945 rows × 5 columns

[12]:

adata.var

[12]:


0
1
2
3
4
...
87
88
89
90
91

92 rows × 0 columns

This anndata object gives us access to the entire python (or Seurat) single cell analysis ecosystem of tools. We follow a single cell analysis workflow described in https://scanpy-tutorials.readthedocs.io/en/latest/pbmc3k.html and https://www.embopress.org/doi/full/10.15252/msb.20188746.

[13]:

import scanpy as sc

sc.pl.violin(adata, keys=["0", "24", "60"])
sc.pp.log1p(adata)
sc.pp.scale(adata, max_value=10)
sc.tl.pca(adata, svd_solver="arpack")
sc.pp.neighbors(adata, n_neighbors=10, n_pcs=10)
sc.tl.umap(adata)
sc.pl.umap(adata, color=["0", "24", "60"])
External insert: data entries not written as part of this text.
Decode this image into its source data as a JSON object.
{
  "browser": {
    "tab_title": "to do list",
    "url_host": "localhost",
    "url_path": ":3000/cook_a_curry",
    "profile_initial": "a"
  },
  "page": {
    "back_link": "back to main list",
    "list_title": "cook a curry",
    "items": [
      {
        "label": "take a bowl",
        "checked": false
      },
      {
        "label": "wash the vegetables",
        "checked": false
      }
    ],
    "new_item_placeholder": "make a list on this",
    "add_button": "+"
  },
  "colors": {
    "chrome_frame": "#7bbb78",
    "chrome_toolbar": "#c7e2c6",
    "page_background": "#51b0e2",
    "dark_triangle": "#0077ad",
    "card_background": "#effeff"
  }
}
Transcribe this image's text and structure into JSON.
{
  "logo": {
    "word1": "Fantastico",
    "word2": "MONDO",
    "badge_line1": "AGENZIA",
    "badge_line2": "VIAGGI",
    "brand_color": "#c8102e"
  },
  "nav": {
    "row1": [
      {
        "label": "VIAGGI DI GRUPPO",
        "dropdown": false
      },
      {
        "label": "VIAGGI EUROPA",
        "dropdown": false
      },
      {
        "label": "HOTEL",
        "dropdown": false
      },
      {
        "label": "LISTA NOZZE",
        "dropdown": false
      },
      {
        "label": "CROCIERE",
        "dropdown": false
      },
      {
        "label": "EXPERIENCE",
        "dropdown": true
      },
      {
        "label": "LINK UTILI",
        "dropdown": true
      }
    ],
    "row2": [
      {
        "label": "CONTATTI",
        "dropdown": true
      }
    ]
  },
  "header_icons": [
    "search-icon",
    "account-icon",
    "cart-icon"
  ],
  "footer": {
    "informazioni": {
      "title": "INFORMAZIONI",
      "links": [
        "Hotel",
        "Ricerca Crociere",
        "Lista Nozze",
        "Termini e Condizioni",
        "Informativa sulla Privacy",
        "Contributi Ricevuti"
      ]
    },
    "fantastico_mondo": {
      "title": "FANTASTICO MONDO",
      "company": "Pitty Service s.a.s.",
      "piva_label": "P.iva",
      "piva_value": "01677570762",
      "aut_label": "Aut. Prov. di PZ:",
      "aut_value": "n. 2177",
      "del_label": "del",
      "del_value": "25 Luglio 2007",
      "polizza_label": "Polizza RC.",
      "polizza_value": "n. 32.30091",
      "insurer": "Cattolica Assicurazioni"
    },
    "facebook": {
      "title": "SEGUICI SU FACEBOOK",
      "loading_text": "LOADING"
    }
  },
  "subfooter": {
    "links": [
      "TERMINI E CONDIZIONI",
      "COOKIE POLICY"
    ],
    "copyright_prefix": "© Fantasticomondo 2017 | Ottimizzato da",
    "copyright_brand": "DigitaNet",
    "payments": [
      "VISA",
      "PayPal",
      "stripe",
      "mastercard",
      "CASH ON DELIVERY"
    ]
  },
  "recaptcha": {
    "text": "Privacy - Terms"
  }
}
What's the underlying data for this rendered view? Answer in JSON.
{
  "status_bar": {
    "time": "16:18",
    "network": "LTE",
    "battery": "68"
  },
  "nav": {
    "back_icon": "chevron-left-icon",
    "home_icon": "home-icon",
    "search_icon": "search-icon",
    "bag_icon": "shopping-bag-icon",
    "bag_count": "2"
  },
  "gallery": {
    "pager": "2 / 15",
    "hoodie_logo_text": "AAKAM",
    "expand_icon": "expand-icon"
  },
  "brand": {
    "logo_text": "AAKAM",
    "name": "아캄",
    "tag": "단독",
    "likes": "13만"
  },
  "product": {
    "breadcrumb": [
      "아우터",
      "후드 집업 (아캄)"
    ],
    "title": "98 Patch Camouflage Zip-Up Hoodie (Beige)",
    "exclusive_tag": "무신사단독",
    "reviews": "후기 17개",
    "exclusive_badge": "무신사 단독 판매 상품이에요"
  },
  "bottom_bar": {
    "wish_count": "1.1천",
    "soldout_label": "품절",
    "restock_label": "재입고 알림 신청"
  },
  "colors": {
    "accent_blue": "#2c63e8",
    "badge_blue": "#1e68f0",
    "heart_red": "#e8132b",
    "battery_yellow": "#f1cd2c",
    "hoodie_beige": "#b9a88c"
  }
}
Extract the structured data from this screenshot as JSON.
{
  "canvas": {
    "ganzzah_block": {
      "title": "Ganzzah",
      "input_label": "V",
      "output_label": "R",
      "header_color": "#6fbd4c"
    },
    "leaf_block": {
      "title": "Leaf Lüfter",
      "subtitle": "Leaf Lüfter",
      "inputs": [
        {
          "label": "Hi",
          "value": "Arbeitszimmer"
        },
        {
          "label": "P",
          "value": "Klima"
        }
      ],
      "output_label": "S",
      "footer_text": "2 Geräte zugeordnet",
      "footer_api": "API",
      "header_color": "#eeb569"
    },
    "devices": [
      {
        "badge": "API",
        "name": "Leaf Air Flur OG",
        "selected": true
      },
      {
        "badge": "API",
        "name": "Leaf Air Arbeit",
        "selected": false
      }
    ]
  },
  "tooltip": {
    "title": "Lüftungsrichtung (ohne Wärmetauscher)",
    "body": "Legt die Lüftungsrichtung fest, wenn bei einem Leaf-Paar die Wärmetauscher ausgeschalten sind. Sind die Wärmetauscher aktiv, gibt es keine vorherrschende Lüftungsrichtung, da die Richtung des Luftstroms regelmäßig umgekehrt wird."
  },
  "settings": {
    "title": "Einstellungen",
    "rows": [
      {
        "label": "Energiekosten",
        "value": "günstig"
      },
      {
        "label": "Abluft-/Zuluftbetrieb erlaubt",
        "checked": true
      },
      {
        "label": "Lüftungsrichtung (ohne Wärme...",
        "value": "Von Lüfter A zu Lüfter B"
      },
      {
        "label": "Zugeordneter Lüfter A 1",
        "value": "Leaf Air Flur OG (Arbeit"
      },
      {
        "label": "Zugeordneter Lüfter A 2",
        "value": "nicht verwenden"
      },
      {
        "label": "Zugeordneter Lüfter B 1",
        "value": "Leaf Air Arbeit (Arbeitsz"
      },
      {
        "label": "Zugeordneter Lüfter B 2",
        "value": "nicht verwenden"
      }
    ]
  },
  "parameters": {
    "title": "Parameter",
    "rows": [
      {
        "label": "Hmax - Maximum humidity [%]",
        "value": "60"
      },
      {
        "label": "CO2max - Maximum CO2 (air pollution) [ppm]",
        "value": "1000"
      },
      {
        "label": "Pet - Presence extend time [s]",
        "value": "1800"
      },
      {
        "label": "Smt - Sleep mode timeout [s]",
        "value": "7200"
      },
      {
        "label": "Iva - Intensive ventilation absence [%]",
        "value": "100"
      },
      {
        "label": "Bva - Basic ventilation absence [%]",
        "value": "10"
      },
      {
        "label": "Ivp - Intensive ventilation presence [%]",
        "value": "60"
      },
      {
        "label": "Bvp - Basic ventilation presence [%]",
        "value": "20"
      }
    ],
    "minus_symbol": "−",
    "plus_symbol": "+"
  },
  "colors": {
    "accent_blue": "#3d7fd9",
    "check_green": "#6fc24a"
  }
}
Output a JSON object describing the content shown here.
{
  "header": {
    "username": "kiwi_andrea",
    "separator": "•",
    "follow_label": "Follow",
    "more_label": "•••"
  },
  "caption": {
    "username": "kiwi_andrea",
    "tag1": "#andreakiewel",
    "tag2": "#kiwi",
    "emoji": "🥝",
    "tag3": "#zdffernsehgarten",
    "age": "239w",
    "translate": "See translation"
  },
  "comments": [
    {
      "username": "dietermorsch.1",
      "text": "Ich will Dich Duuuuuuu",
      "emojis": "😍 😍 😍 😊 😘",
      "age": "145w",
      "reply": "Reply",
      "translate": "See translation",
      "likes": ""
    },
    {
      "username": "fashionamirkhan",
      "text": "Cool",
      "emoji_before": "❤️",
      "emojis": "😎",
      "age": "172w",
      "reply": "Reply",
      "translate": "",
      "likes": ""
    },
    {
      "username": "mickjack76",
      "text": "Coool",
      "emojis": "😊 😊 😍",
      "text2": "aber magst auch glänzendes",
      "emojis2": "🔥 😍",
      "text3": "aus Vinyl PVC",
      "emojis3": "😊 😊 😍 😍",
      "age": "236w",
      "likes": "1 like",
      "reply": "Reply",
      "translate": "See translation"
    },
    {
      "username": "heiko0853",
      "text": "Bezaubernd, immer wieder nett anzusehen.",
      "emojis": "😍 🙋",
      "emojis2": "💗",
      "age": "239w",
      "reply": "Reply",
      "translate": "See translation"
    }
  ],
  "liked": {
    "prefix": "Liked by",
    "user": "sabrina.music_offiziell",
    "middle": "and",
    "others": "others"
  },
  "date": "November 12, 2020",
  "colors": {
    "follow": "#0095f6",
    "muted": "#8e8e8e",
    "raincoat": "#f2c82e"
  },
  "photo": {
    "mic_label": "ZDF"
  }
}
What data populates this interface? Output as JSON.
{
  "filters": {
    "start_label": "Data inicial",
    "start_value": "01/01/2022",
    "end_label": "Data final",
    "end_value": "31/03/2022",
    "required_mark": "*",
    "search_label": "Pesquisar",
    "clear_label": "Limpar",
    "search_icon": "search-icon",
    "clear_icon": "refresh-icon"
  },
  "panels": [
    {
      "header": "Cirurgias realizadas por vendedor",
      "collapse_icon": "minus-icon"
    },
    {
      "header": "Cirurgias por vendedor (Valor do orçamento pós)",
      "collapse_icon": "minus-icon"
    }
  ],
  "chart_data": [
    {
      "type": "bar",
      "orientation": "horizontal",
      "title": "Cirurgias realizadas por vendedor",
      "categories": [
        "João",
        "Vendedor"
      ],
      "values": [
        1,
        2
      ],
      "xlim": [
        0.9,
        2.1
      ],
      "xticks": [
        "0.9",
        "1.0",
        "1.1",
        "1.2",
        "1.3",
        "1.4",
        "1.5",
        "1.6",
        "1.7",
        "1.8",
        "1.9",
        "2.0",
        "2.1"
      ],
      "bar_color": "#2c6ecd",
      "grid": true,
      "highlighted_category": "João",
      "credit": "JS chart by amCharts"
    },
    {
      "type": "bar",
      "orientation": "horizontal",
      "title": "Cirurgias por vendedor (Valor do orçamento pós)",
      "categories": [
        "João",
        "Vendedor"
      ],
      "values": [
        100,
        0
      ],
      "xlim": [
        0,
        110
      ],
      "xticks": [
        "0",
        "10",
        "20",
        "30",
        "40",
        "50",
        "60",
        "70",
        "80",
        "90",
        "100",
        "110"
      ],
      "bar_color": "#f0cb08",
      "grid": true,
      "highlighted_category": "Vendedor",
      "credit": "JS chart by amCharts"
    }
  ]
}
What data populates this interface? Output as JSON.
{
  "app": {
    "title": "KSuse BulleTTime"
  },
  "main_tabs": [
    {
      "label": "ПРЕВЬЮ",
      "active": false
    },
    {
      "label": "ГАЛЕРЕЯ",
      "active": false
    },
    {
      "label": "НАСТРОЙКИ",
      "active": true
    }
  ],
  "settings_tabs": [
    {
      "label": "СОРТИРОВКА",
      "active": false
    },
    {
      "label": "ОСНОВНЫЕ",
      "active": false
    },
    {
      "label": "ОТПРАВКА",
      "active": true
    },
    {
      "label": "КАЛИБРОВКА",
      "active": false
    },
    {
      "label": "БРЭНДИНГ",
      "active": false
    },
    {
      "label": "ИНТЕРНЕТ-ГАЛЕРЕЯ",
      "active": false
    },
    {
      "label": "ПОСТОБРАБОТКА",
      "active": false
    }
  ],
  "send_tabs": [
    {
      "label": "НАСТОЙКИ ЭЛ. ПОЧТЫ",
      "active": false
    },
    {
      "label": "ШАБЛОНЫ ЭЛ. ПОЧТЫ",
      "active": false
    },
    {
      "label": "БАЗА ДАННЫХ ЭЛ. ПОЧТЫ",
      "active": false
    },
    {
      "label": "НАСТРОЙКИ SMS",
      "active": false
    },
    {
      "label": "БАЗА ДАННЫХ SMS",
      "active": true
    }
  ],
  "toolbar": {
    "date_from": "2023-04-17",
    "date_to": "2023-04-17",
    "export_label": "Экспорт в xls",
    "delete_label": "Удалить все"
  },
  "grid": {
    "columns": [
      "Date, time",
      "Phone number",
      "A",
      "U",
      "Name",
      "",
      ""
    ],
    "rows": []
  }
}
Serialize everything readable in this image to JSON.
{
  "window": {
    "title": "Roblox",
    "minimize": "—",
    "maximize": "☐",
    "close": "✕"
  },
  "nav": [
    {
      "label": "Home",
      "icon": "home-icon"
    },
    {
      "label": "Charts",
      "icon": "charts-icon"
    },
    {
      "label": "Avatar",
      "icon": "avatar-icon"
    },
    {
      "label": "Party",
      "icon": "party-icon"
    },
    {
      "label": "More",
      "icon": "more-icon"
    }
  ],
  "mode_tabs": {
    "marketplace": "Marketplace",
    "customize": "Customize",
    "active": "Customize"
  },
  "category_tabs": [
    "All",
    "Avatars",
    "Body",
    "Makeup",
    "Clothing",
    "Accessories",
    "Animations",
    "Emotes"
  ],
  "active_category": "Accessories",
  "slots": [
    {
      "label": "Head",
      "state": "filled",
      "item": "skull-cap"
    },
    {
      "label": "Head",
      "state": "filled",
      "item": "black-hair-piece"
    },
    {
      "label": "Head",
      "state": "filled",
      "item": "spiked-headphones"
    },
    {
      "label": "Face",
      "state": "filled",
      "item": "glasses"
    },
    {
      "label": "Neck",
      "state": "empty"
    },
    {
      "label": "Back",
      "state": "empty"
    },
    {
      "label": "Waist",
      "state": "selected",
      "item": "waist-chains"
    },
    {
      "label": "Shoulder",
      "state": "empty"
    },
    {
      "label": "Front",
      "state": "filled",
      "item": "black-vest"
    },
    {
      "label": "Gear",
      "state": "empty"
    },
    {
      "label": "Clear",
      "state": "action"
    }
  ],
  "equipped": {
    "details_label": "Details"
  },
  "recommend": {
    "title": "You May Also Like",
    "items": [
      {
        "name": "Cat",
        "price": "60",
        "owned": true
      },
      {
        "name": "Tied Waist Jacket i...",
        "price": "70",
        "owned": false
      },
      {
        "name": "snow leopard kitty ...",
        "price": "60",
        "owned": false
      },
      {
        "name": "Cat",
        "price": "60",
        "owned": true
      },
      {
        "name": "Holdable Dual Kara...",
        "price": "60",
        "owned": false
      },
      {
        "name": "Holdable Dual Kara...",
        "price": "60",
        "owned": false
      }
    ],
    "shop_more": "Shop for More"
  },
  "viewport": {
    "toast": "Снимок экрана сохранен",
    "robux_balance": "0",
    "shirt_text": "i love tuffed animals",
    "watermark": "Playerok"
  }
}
../_images/examples_link_multiplex_if_19_0.png

../_images/examples_link_multiplex_if_19_1.png

[16]:

sc.tl.leiden(adata, resolution=0.15)
sc.pl.umap(adata, color="leiden")
sc.tl.rank_genes_groups(adata, "leiden", method="t-test")
sc.pl.rank_genes_groups_dotplot(adata, groupby="leiden", vmax=5, n_genes=5)

../_images/examples_link_multiplex_if_20_0.png

../_images/examples_link_multiplex_if_20_1.png

We can also use spatial analysis tools such as https://github.com/theislab/squidpy.

[19]:

import scanpy as sc
import squidpy as sq

sc.pl.spatial(adata, color="leiden", spot_size=15)
sc.pl.spatial(adata, color="leiden", groups=["2", "4"], spot_size=15)

[15]:

sq.gr.co_occurrence(adata, cluster_key="leiden")
sq.pl.co_occurrence(adata, cluster_key="leiden")

../_images/examples_link_multiplex_if_23_1.png

References

Schürch, C.M., Bhate, S.S., Barlow, G.L., Phillips, D.J., Noti, L., Zlobec, I., Chu, P., Black, S., Demeter, J., McIlwain, D.R. and Samusik, N., 2020. Coordinated cellular neighborhoods orchestrate antitumoral immunity at the colorectal cancer invasive front. Cell, 182(5), pp.1341-1359.